About PUNIAS

PUNIAS (Protein Unfolding and Nano-Indentation Analysis Software) is a Graphical User Interface (GUI) high-throughput Atomic Force Microscope (AFM) force measurements analysis software.

PUNIAS is a user-friendly graphic user interface program enabling the analysis of a large amount of atomic force microscopy protein unfolding as well as nano-indentation curves data in very little time. The program generates all the data that can be obtained from the curves and analyses it, bypassing the need to analyze the data manually using a spreadsheet program.

PUNIAS can read data coming from Agilent Technologies, Veeco, Asylum Research, JPK, NT-MDT and Novascan facilities.

PUNIAS has first been developed for single-molecule force spectroscopy on a wide range of molecules. Such experiments not only give new insights into intra- and inter-molecular forces, they have also shown variations in physical parameters of individual molecules with respect to the mean values derived from ensemble measurements. But due to the stochastic nature of the forced unfolding experiments, a large number of experiments need to be acquired and analyzed in order to obtain accurate statistics (32,000 of such curves have been used in our paper: Carl et al. PNAS 98, 1565-1570, 2001).

To analyze such data obtained from an AFM facility, the files first needed to be exported into ASCII format. Then the data, which were in integer form, had to be multiplied by four parameters (hard and soft values) in order to express the extension and deflection values in nano meter. After this step, a curve could be plotted in a spreadsheet software (like Microsoft Excel), and from this curve the peaks and baseline were determined. Once all the data had been measured, it was then possible to calculate the unfolding length and force corresponding to the curve. This procedure was very repetitive and time consuming. Using this procedure it was possible to analyze 25 to 30 curves per day, depending on the number of unfolding peaks measured in the corresponding curves. It turns out that to analyze 1000 curves, a period of time of at least one month would have been needed.

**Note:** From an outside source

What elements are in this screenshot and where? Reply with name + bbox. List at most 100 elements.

Given this time frame, it was obvious to us from the moment we generated our first unfolding curves that it was necessary to develop a code or some method in order to treat a large amount of data in the minimum time possible. With the software we have written and are now using, it becomes possible to examine 1000 curves in about one hour.

Once PUNIAS had been developed for protein unfolding type of experiments on one AFM facility, it had been extended for nano-indentation type of experiments as well as for other facilities.